Over the years, various companies have rolled out all sorts of “[Fill in the blank]-as-a-Service” to meet tech pros’ increasing appetite for cloud-based tools. Now, in the age of artificial intelligence (A.I.) and machine learning, we have a new one: “Deep Learning-as-a-Service,” or “DLaS,” from IBM.
“It embraces a wide array of popular open source frameworks like TensorFlow, Caffe, PyTorch and others, and offers them truly as a cloud-native service on IBM Cloud, lowering the barrier to entry for deep learning,” reads IBM’s official description of the new service. “It combines the flexibility, ease-of-use, and economics of a cloud service with the compute power of deep learning.”
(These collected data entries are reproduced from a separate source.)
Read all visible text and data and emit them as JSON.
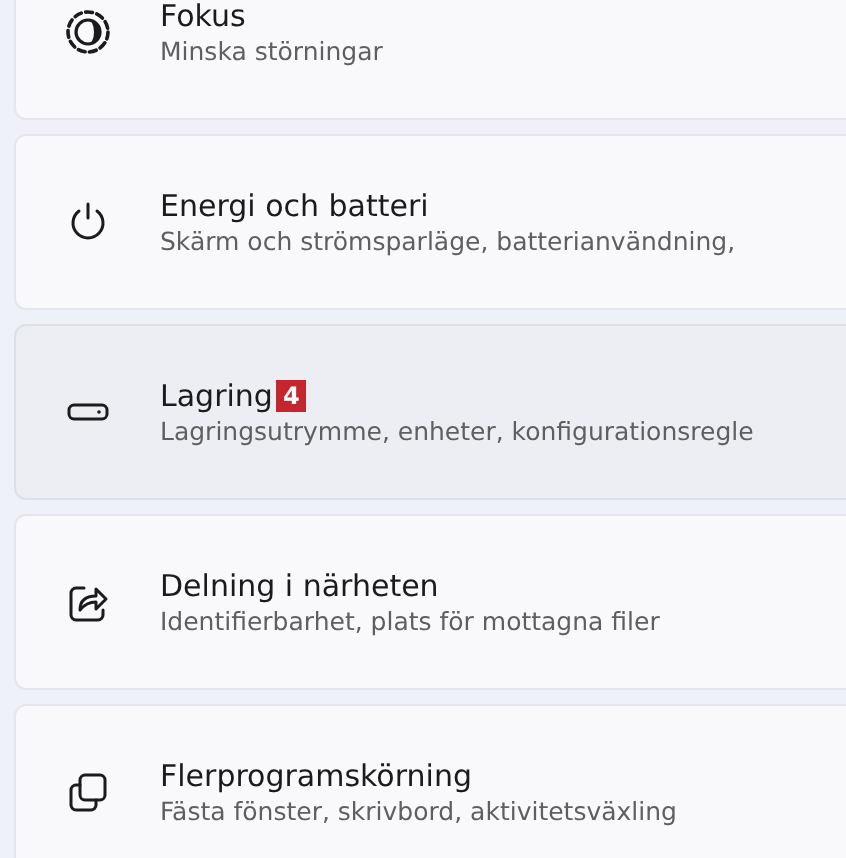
{
  "settings": [
    {
      "kind": "focus",
      "title": "Fokus",
      "subtitle": "Minska störningar",
      "selected": false
    },
    {
      "kind": "power",
      "title": "Energi och batteri",
      "subtitle": "Skärm och strömsparläge, batterianvändning,",
      "selected": false
    },
    {
      "kind": "storage",
      "title": "Lagring",
      "badge": "4",
      "subtitle": "Lagringsutrymme, enheter, konfigurationsregle",
      "selected": true
    },
    {
      "kind": "share",
      "title": "Delning i närheten",
      "subtitle": "Identifierbarhet, plats för mottagna filer",
      "selected": false
    },
    {
      "kind": "multitask",
      "title": "Flerprogramskörning",
      "subtitle": "Fästa fönster, skrivbord, aktivitetsväxling",
      "selected": false
    }
  ]
}
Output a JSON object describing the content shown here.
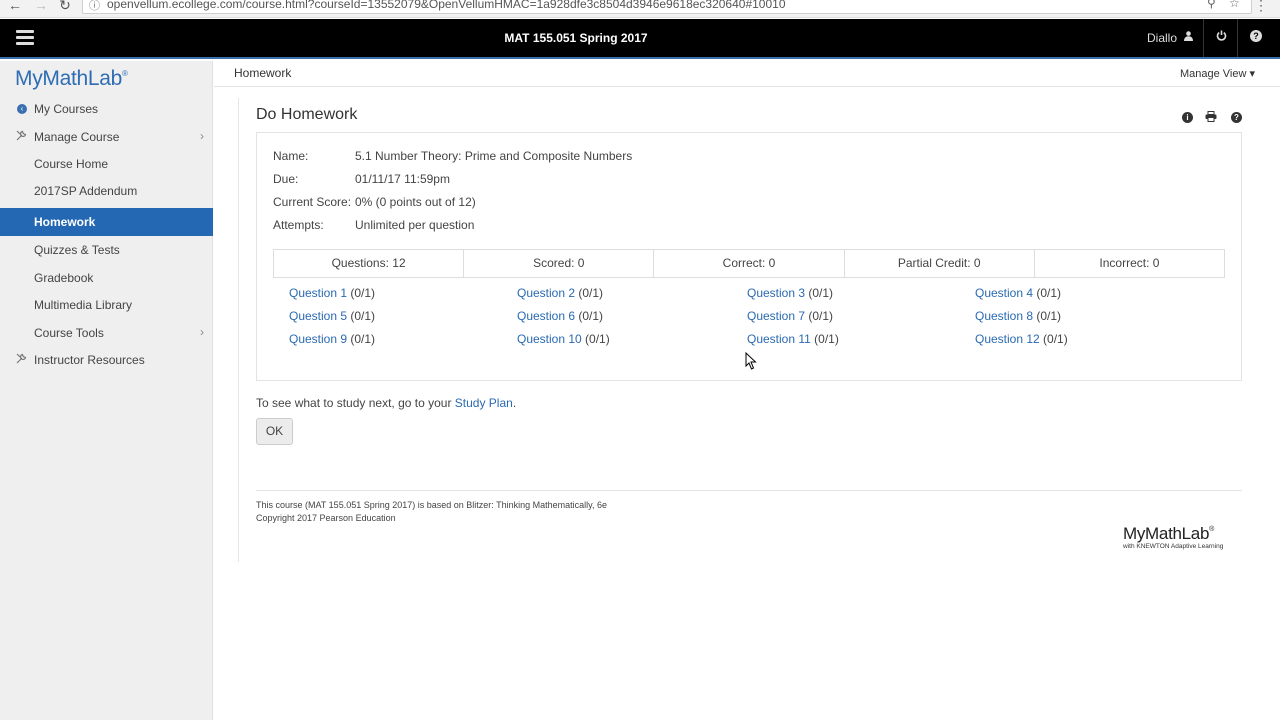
{
  "browser": {
    "url": "openvellum.ecollege.com/course.html?courseId=13552079&OpenVellumHMAC=1a928dfe3c8504d3946e9618ec320640#10010",
    "back_glyph": "←",
    "forward_glyph": "→",
    "reload_glyph": "↻",
    "info_glyph": "ⓘ",
    "zoom_glyph": "⚲",
    "star_glyph": "☆",
    "menu_glyph": "⋮"
  },
  "topbar": {
    "course_title": "MAT 155.051 Spring 2017",
    "user_name": "Diallo",
    "user_glyph": "👤",
    "power_glyph": "⏻",
    "help_glyph": "?"
  },
  "sidebar": {
    "logo": "MyMathLab",
    "logo_mark": "®",
    "items": [
      {
        "label": "My Courses",
        "icon": "back-arrow-icon"
      },
      {
        "label": "Manage Course",
        "icon": "tools-icon",
        "chevron": "›"
      },
      {
        "label": "Course Home"
      },
      {
        "label": "2017SP Addendum"
      },
      {
        "label": "Homework",
        "active": true
      },
      {
        "label": "Quizzes & Tests"
      },
      {
        "label": "Gradebook"
      },
      {
        "label": "Multimedia Library"
      },
      {
        "label": "Course Tools",
        "chevron": "›"
      },
      {
        "label": "Instructor Resources",
        "icon": "tools-icon"
      }
    ],
    "active_color": "#2468b4"
  },
  "header": {
    "breadcrumb": "Homework",
    "manage_view": "Manage View ▾"
  },
  "homework": {
    "title": "Do Homework",
    "info_glyph": "i",
    "print_glyph": "⎙",
    "help_glyph": "?",
    "fields": {
      "name_label": "Name:",
      "name_value": "5.1 Number Theory: Prime and Composite Numbers",
      "due_label": "Due:",
      "due_value": "01/11/17 11:59pm",
      "score_label": "Current Score:",
      "score_value": "0% (0 points out of 12)",
      "attempts_label": "Attempts:",
      "attempts_value": "Unlimited per question"
    },
    "stats": [
      "Questions: 12",
      "Scored: 0",
      "Correct: 0",
      "Partial Credit: 0",
      "Incorrect: 0"
    ],
    "questions": [
      {
        "name": "Question 1",
        "score": " (0/1)"
      },
      {
        "name": "Question 2",
        "score": " (0/1)"
      },
      {
        "name": "Question 3",
        "score": " (0/1)"
      },
      {
        "name": "Question 4",
        "score": " (0/1)"
      },
      {
        "name": "Question 5",
        "score": " (0/1)"
      },
      {
        "name": "Question 6",
        "score": " (0/1)"
      },
      {
        "name": "Question 7",
        "score": " (0/1)"
      },
      {
        "name": "Question 8",
        "score": " (0/1)"
      },
      {
        "name": "Question 9",
        "score": " (0/1)"
      },
      {
        "name": "Question 10",
        "score": " (0/1)"
      },
      {
        "name": "Question 11",
        "score": " (0/1)"
      },
      {
        "name": "Question 12",
        "score": " (0/1)"
      }
    ],
    "study_prefix": "To see what to study next, go to your ",
    "study_link": "Study Plan",
    "study_suffix": ".",
    "ok_label": "OK",
    "link_color": "#2a6ab0"
  },
  "footer": {
    "line1": "This course (MAT 155.051 Spring 2017) is based on Blitzer: Thinking Mathematically, 6e",
    "line2": "Copyright 2017 Pearson Education",
    "brand_main": "MyMathLab",
    "brand_mark": "®",
    "brand_sub": "with KNEWTON Adaptive Learning"
  }
}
You can see the market for this: more and more companies want to get involved in A.I., but fewer have the resources and connections to hire experts to build and tweak the underlying algorithms—and that’s even before you get into the hardware costs (something like deep learning demands a lot of computational power, which means buying a lot of storage and GPUs, for example). If you’re running a startup that needs to train software in how to automate some process, you’re going to be very interested in a service that allows you to purchase deep-learning capability without needing to worry about infrastructure or having a specialized team.
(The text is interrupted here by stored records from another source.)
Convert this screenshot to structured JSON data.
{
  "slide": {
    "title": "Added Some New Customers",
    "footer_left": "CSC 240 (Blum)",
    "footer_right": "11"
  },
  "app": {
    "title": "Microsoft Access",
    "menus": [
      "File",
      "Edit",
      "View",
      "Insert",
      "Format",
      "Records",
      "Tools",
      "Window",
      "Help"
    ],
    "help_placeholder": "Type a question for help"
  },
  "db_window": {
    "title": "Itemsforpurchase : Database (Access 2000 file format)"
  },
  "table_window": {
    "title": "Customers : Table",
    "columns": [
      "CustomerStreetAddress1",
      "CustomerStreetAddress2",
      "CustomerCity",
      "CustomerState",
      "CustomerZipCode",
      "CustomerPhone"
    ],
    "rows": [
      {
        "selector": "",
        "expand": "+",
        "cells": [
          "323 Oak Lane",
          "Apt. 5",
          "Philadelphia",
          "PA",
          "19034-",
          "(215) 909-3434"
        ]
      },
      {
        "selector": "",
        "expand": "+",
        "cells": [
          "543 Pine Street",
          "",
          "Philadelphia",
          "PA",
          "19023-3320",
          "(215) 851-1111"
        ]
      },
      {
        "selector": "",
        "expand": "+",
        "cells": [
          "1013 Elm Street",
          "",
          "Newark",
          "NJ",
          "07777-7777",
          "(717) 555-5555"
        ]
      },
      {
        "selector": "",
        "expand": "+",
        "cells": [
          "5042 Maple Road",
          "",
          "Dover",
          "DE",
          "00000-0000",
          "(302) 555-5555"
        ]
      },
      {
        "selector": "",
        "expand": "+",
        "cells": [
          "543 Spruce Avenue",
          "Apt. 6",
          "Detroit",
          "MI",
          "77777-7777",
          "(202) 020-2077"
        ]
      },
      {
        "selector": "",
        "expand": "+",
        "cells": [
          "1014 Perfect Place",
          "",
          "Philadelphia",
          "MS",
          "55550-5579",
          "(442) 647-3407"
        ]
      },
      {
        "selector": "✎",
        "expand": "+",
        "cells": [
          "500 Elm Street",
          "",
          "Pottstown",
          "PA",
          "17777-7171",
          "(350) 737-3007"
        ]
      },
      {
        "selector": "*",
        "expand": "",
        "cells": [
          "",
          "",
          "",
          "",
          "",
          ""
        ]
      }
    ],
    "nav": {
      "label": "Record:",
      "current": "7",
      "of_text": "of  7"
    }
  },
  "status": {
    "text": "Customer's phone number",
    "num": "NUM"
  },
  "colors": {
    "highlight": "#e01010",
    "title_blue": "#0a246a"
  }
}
Deep learning centers on the construction of neural networks, which are fed enormous datasets. Over multiple iterations, these neural networks become better at handling tasks that involve those datasets. For example, if you uploaded millions of images of human faces to a neural network, and began training it through algorithms to identify noses or eyes, it would eventually get quite good at that task. You can see the implications for businesses of all types: a neural network can quickly automate tasks that would take human beings a longer time to accomplish.
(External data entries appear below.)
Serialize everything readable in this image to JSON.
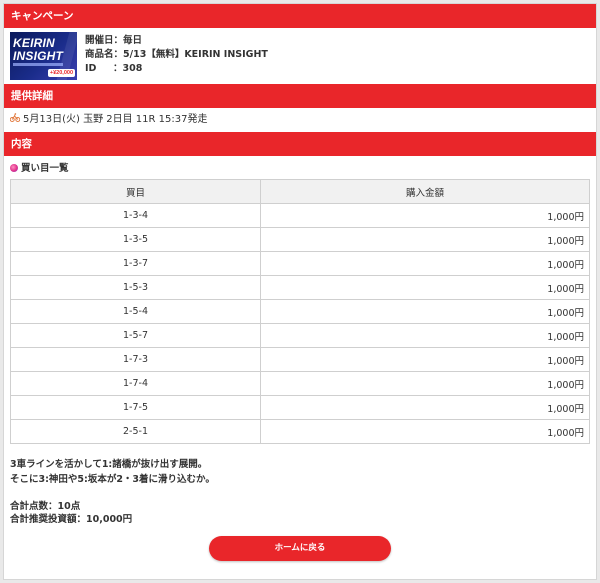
{
  "campaign": {
    "header": "キャンペーン",
    "thumbnail": {
      "line1": "KEIRIN",
      "line2": "INSIGHT",
      "badge": "+¥20,000"
    },
    "date_label": "開催日：",
    "date_value": "毎日",
    "product_label": "商品名：",
    "product_value": "5/13【無料】KEIRIN INSIGHT",
    "id_label": "ID",
    "id_value": "：308"
  },
  "detail": {
    "header": "提供詳細",
    "race_icon": "bicycle-icon",
    "race_text": "5月13日(火) 玉野 2日目 11R 15:37発走"
  },
  "content": {
    "header": "内容",
    "list_title_icon": "target-icon",
    "list_title": "買い目一覧",
    "columns": [
      "買目",
      "購入金額"
    ],
    "rows": [
      {
        "combo": "1-3-4",
        "amount": "1,000円"
      },
      {
        "combo": "1-3-5",
        "amount": "1,000円"
      },
      {
        "combo": "1-3-7",
        "amount": "1,000円"
      },
      {
        "combo": "1-5-3",
        "amount": "1,000円"
      },
      {
        "combo": "1-5-4",
        "amount": "1,000円"
      },
      {
        "combo": "1-5-7",
        "amount": "1,000円"
      },
      {
        "combo": "1-7-3",
        "amount": "1,000円"
      },
      {
        "combo": "1-7-4",
        "amount": "1,000円"
      },
      {
        "combo": "1-7-5",
        "amount": "1,000円"
      },
      {
        "combo": "2-5-1",
        "amount": "1,000円"
      }
    ],
    "comment": "3車ラインを活かして1:諸橋が抜け出す展開。\nそこに3:神田や5:坂本が2・3着に滑り込むか。",
    "total_points": "合計点数：10点",
    "total_amount": "合計推奨投資額：10,000円"
  },
  "home_button": "ホームに戻る",
  "colors": {
    "accent": "#e9262a"
  }
}
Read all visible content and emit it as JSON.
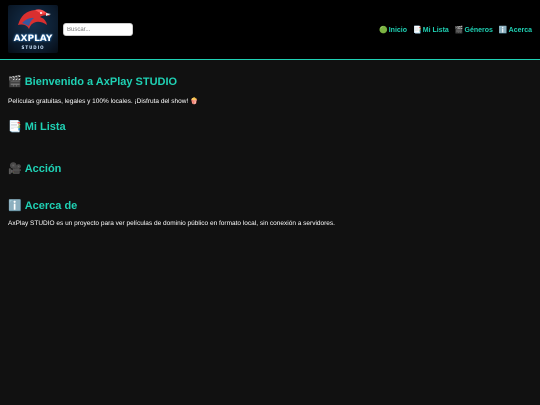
{
  "header": {
    "logo": {
      "title": "AXPLAY",
      "subtitle": "STUDIO",
      "icon": "eagle-icon",
      "accent_color": "#d92f2f"
    },
    "search": {
      "placeholder": "Buscar...",
      "value": ""
    },
    "nav": [
      {
        "icon": "🟢",
        "label": "Inicio"
      },
      {
        "icon": "📑",
        "label": "Mi Lista"
      },
      {
        "icon": "🎬",
        "label": "Géneros"
      },
      {
        "icon": "ℹ️",
        "label": "Acerca"
      }
    ]
  },
  "sections": {
    "welcome": {
      "icon": "🎬",
      "title": "Bienvenido a AxPlay STUDIO",
      "text": "Películas gratuitas, legales y 100% locales. ¡Disfruta del show! 🍿"
    },
    "mylist": {
      "icon": "📑",
      "title": "Mi Lista"
    },
    "action": {
      "icon": "🎥",
      "title": "Acción"
    },
    "about": {
      "icon": "ℹ️",
      "title": "Acerca de",
      "text": "AxPlay STUDIO es un proyecto para ver películas de dominio público en formato local, sin conexión a servidores."
    }
  },
  "colors": {
    "accent": "#1fd1b4",
    "background": "#111111",
    "header_background": "#000000",
    "text": "#ffffff"
  }
}
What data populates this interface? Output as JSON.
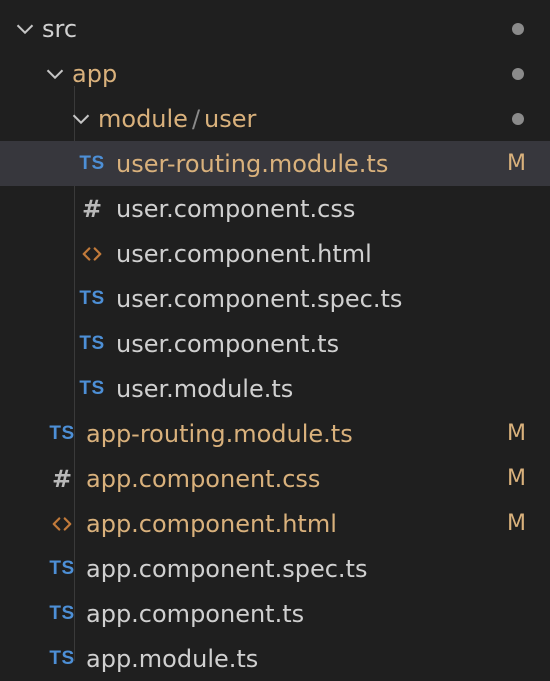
{
  "tree": {
    "src": {
      "label": "src"
    },
    "app": {
      "label": "app"
    },
    "modulePath": {
      "folder": "module",
      "sep": "/",
      "sub": "user"
    },
    "files_user": [
      {
        "name": "user-routing.module.ts",
        "icon": "ts",
        "status": "M",
        "dirty": true,
        "selected": true
      },
      {
        "name": "user.component.css",
        "icon": "hash"
      },
      {
        "name": "user.component.html",
        "icon": "html"
      },
      {
        "name": "user.component.spec.ts",
        "icon": "ts"
      },
      {
        "name": "user.component.ts",
        "icon": "ts"
      },
      {
        "name": "user.module.ts",
        "icon": "ts"
      }
    ],
    "files_app": [
      {
        "name": "app-routing.module.ts",
        "icon": "ts",
        "status": "M",
        "dirty": true
      },
      {
        "name": "app.component.css",
        "icon": "hash",
        "status": "M",
        "dirty": true
      },
      {
        "name": "app.component.html",
        "icon": "html",
        "status": "M",
        "dirty": true
      },
      {
        "name": "app.component.spec.ts",
        "icon": "ts"
      },
      {
        "name": "app.component.ts",
        "icon": "ts"
      },
      {
        "name": "app.module.ts",
        "icon": "ts"
      }
    ],
    "statusLabels": {
      "modified": "M"
    },
    "iconText": {
      "ts": "TS",
      "hash": "#"
    }
  }
}
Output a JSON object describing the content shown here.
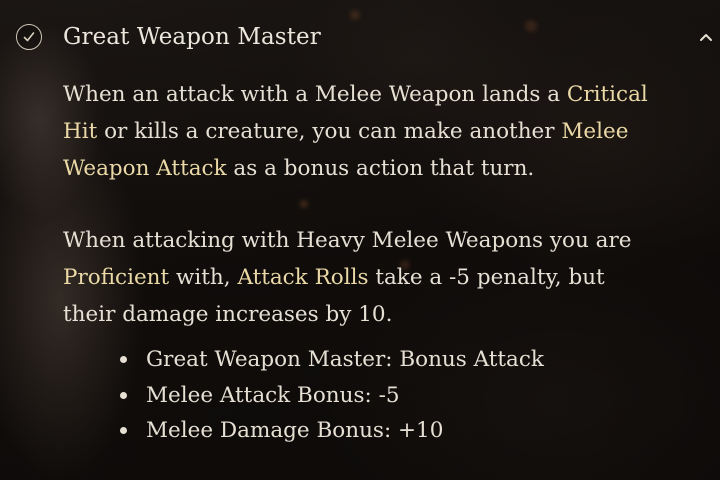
{
  "tooltip": {
    "title": "Great Weapon Master",
    "paragraph1": {
      "t1": "When an attack with a Melee Weapon lands a ",
      "k1": "Critical Hit",
      "t2": " or kills a creature, you can make another ",
      "k2": "Melee Weapon Attack",
      "t3": " as a bonus action that turn."
    },
    "paragraph2": {
      "t1": "When attacking with Heavy Melee Weapons you are ",
      "k1": "Proficient",
      "t2": " with, ",
      "k2": "Attack Rolls",
      "t3": " take a -5 penalty, but their damage increases by 10."
    },
    "bullets": [
      "Great Weapon Master: Bonus Attack",
      "Melee Attack Bonus: -5",
      "Melee Damage Bonus: +10"
    ]
  },
  "colors": {
    "keyword": "#ead9a6",
    "text": "#e6dfd3",
    "background": "#15110f"
  },
  "icons": {
    "status": "checkmark-circle-icon",
    "collapse": "chevron-up-icon"
  }
}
This isn’t IBM’s first attempt at taking a complicated, potentially expensive technology and molding it into an on-demand service. Last year, it did the same thing with Watson, its A.I. platform. The goal: allow both experts and “regular” employees to build artificial intelligence into tasks. “We have just released in general availability a Watson-as-a-service toolset,” Ryan Anderson, Architect in Residence (Watson West) & Cognitive Prototypes for IBM, told Dice at the time. “There’s a real nuts-and-bolts data science approach, but there are people building with cognitive who are more on the marketing and brand side who don’t care what’s going on under the covers, and they just want the API to return the information.”
In theory, even employees who aren’t great at coding can use this Watson-based service to build things like chatbots that interact with customers. That’s not quite the same audience that would use IBM’s deep-learning tool, though; by the time you’re trying to build a neural network, you almost certainly have some background in artificial intelligence and machine learning.
Nor is IBM the only company trying to democratize A.I. For example, Google recently unveiled Cloud AutoML, a tool for automating the creation of customized machine-learning models. The first product on the new platform, Cloud AutoML Vision, will offer companies and developers a drag-and-drop interface for building image-recognition models. As A.I. penetrates more facets of daily life, expect more tech companies to issue tools that everyday employees can use, not just A.I. experts.